Air pollution from industry and increasing road transport creates a complex system in which different impurities react with each other in the atmosphere, affecting our health, the environment and the climate. Environmental protection has come a long way in modern industrialised societies, and more effective methods have been developed to control emissions. The quality of air and water has improved significantly in many areas compared to the situation just a few decades ago. However, there is still much room for improvement.

European Union directives have made legislation in different countries more in line with each other, and emissions norms are now set primarily on the EU level. The task of local authorities is to implement the supervision of industrial emissions in their region by means of permitting. Industrial emissions norms are regulated today by the Industrial Emissions Directive, for example.

The National Emissions Ceiling Directive (NECD) sets limits on the national level for four of the main types of emissions:
• Nitrogen oxides (NOx) 
• Sulphur oxides (SOx) 
• Non-methane volatile organic compounds (NMVOC) 
• Ammonia (NH3)



Source: European Environment Agency (EEA), Air pollution fact sheet 2014, Finland

According to EEA reports, the energy sector and industry in both Finland and Sweden account for the highest or second highest share of all emissions on the national level in the following categories:

NOx                             (Finland 65%, Sweden 41%) 
SO2                             (Finland 94%, Sweden 52%)
NMVOC                        (Finland 52%, Sweden 24%)
Fine particles, PM2.5    (Finland 74%, Sweden 52%)
Carbon monoxide, CO   (Finland 61%, Sweden 57%)

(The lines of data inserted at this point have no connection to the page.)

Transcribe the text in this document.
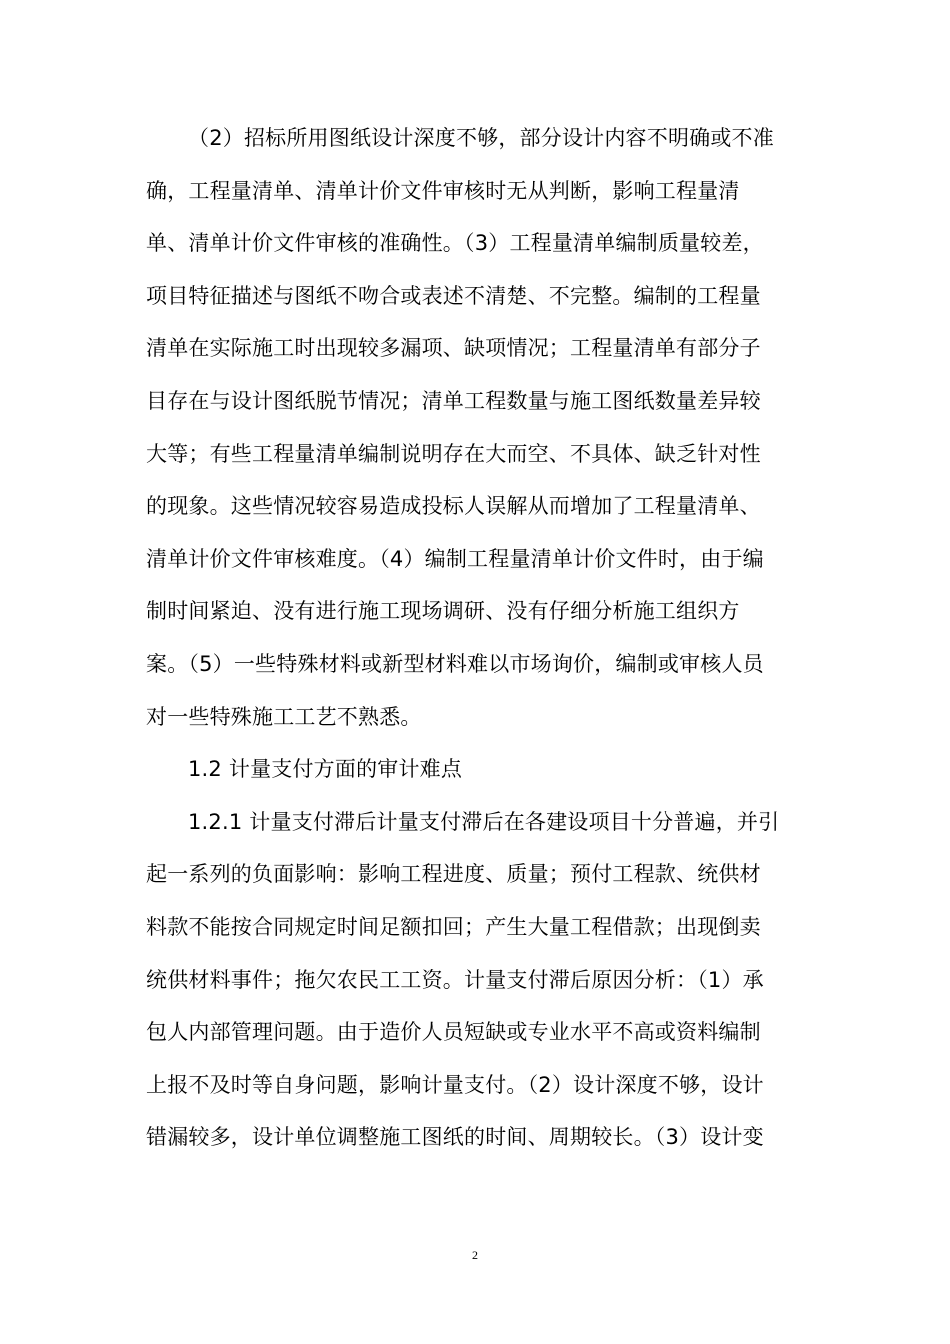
（2）招标所用图纸设计深度不够，部分设计内容不明确或不准
确，工程量清单、清单计价文件审核时无从判断，影响工程量清
单、清单计价文件审核的准确性。（3）工程量清单编制质量较差，
项目特征描述与图纸不吻合或表述不清楚、不完整。编制的工程量
清单在实际施工时出现较多漏项、缺项情况；工程量清单有部分子
目存在与设计图纸脱节情况；清单工程数量与施工图纸数量差异较
大等；有些工程量清单编制说明存在大而空、不具体、缺乏针对性
的现象。这些情况较容易造成投标人误解从而增加了工程量清单、
清单计价文件审核难度。（4）编制工程量清单计价文件时，由于编
制时间紧迫、没有进行施工现场调研、没有仔细分析施工组织方
案。（5）一些特殊材料或新型材料难以市场询价，编制或审核人员
对一些特殊施工工艺不熟悉。
1.2 计量支付方面的审计难点
1.2.1 计量支付滞后计量支付滞后在各建设项目十分普遍，并引
起一系列的负面影响：影响工程进度、质量；预付工程款、统供材
料款不能按合同规定时间足额扣回；产生大量工程借款；出现倒卖
统供材料事件；拖欠农民工工资。计量支付滞后原因分析：（1）承
包人内部管理问题。由于造价人员短缺或专业水平不高或资料编制
上报不及时等自身问题，影响计量支付。（2）设计深度不够，设计
错漏较多，设计单位调整施工图纸的时间、周期较长。（3）设计变
2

The energy sector and industry have worked for many years already to reduce especially their SOx and NOx emissions, but there is still room for improvement in terms of both performance and requirement levels. The Industrial Emissions Directive requires Finnish industry in particular to reduce its NOx emissions in the near future.


Nitrogen oxides Finland


Source: European Environment Agency (EEA), Air pollution fact sheet 2014, Finland

New requirements for energy producers

Emissions regulation technology is selected for new power plants already in the planning phase. For example, well established cleaning processes for SOx, fine particle and NOx emissions already exist and for the most part are effective. In the future, however, emissions regulations may become stricter or the level of emissions may change by favouring different fuels. It is therefore necessary to invest in new processes, cleaning equipment and storage containers.

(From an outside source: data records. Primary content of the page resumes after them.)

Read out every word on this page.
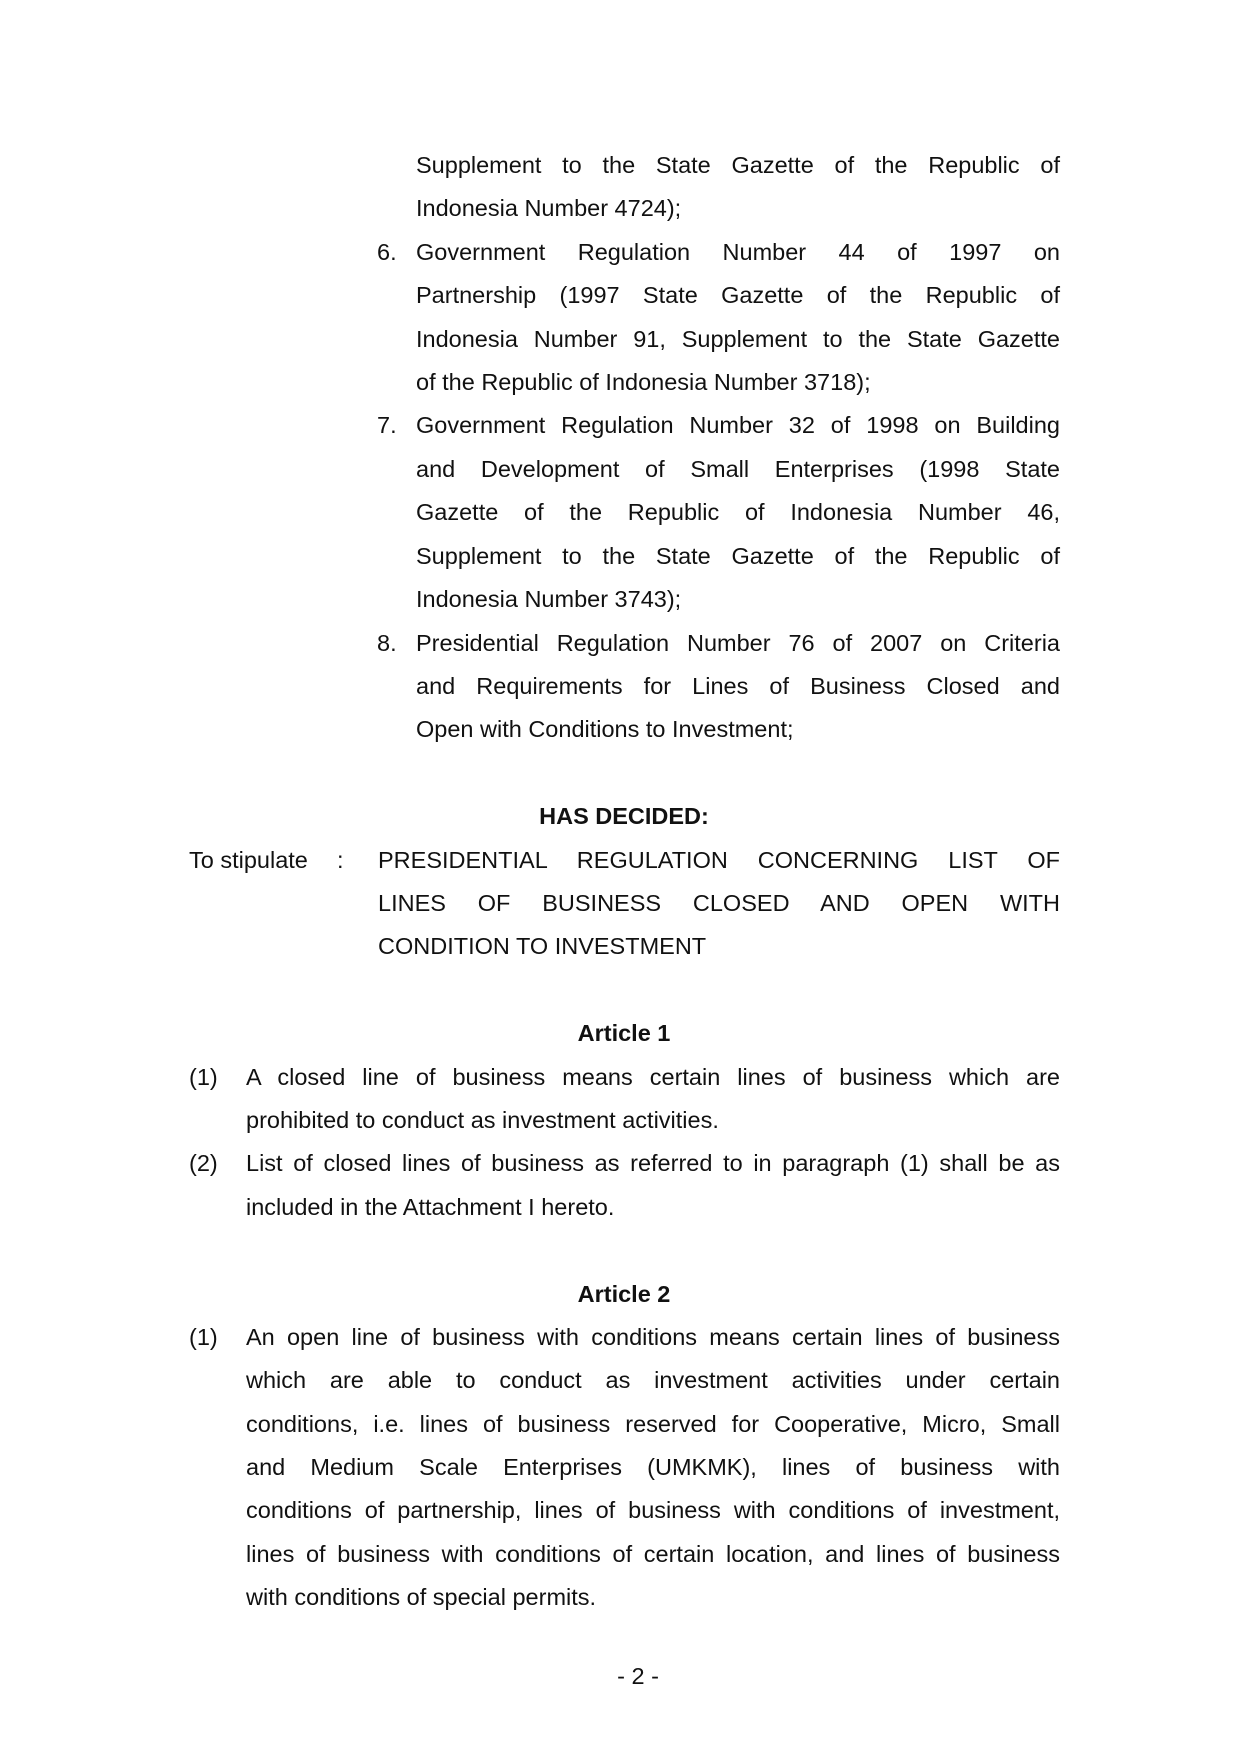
Supplement to the State Gazette of the Republic of
Indonesia Number 4724);
6. Government Regulation Number 44 of 1997 on
Partnership (1997 State Gazette of the Republic of
Indonesia Number 91, Supplement to the State Gazette
of the Republic of Indonesia Number 3718);
7. Government Regulation Number 32 of 1998 on Building
and Development of Small Enterprises (1998 State
Gazette of the Republic of Indonesia Number 46,
Supplement to the State Gazette of the Republic of
Indonesia Number 3743);
8. Presidential Regulation Number 76 of 2007 on Criteria
and Requirements for Lines of Business Closed and
Open with Conditions to Investment;
HAS DECIDED:
To stipulate : PRESIDENTIAL REGULATION CONCERNING LIST OF
LINES OF BUSINESS CLOSED AND OPEN WITH
CONDITION TO INVESTMENT
Article 1
(1) A closed line of business means certain lines of business which are
prohibited to conduct as investment activities.
(2) List of closed lines of business as referred to in paragraph (1) shall be as
included in the Attachment I hereto.
Article 2
(1) An open line of business with conditions means certain lines of business
which are able to conduct as investment activities under certain
conditions, i.e. lines of business reserved for Cooperative, Micro, Small
and Medium Scale Enterprises (UMKMK), lines of business with
conditions of partnership, lines of business with conditions of investment,
lines of business with conditions of certain location, and lines of business
with conditions of special permits.
- 2 -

Chemical solutions may be unfamiliar to many energy producers, so expert suppliers with comprehensive networks can be of great assistance. At the most basic level, the solution could involve finding the optimal size of storage container. In other cases, the supplier may have the only applicable solution to a specific problem.

Operating costs can be optimised through efficient production and delivery processes. Close cooperation with the supplier also creates the basis for an open discussion about maximum permitted levels and the solutions for staying within these levels. By investing in the environment, the producer is investing not only in people’s health and clean nature, but also in their own future.

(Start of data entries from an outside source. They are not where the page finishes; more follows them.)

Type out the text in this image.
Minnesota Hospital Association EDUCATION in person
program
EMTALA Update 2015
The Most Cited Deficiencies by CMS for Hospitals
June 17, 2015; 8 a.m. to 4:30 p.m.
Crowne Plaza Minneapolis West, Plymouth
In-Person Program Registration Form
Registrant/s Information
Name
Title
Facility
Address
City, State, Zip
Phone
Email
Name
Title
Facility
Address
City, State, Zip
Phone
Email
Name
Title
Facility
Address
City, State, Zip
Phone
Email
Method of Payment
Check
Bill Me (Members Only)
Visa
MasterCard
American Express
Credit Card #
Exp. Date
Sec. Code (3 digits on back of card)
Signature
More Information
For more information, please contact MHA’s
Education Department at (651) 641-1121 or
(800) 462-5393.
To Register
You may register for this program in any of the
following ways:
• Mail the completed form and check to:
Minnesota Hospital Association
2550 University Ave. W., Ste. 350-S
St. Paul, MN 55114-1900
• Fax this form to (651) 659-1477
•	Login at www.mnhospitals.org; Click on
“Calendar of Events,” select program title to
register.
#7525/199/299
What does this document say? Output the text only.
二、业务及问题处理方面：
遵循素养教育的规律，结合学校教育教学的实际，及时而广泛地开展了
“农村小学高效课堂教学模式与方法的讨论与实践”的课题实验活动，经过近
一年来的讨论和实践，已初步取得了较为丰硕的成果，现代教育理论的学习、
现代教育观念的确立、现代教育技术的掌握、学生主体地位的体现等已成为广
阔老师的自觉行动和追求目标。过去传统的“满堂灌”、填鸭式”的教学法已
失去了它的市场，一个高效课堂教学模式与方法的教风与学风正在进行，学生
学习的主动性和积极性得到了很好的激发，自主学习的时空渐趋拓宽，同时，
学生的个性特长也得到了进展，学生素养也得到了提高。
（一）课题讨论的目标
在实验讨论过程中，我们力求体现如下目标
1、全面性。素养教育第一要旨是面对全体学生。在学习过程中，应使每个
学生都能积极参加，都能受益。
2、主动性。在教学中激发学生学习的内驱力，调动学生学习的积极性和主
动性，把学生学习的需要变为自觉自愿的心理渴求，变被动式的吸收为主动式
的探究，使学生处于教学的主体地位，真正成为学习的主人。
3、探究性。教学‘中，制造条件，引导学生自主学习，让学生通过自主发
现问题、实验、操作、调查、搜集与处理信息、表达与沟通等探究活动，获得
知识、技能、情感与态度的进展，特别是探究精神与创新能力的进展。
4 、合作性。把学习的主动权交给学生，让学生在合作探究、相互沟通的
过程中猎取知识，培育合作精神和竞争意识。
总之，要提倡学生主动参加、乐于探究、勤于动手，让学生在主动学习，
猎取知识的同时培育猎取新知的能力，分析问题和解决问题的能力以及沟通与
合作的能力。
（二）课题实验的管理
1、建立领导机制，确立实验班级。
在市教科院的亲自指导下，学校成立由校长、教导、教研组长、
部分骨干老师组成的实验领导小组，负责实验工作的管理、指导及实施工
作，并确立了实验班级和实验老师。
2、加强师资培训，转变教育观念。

Practical chemical solutions for reducing industrial emissions

Algol Chemicals is currently developing a centre of expertise for environmental chemicals at the Kvarntorp plant in Kumla. Kvarntorp has supplied ammonia for agricultural and industrial use for over 20 years. “With the help of our own products and those that we represent, as well as with our own expertise, Algol Chemicals is strongly developing its operations as a major supplier of environmental chemicals for the needs of the energy sector and many other industrial sectors. We offer energy producers the opportunity to source their environmental chemicals from one and the same supplier, everything from small canisters of special chemicals to an entire tanker of reagents for controlling NOx emissions. At the same time we offer practical assistance regarding the handling of chemicals and solving problems,” says Harri Latonen, Development Manager at Algol Chemicals.                                                                         

A wide range of chemical solutions already exist for reducing emissions. “Anhydrous ammonia is used, for example, as a refrigerant, a fertiliser and a raw material for other chemicals. Dissolving it in pure water creates an ammonia solution that is the most common reagent in SNCR and SCR processes for reducing NOx emissions. The ammonia molecule reacts with the nitrogen oxides in the exhaust gas, creating molecular nitrogen and water,” Latonen explains. 

“Basic chemicals, such as sodium hydroxide (caustic soda) and water, are also used for treating exhaust gases. The water used in the cleaning process has to be purified before it is released from the plant. Metals are removed from the water using precipitation chemicals based on ferric chloride and/or polyaluminum chloride. In some cases, heavy metals like mercury, cadmium, copper, nickel, lead, thallium and silver can cause problems. These heavy metals can be contained within complexing agents, in which case the precipitation will not comply with official requirements. By adding the special chemical AC-TMT®15 to the process, the heavy metal complexes can be broken up, allowing the metals to be removed by precipitation. Naturally, we can offer technical support for cleaning processes to help find the most suitable method,” Latonen adds.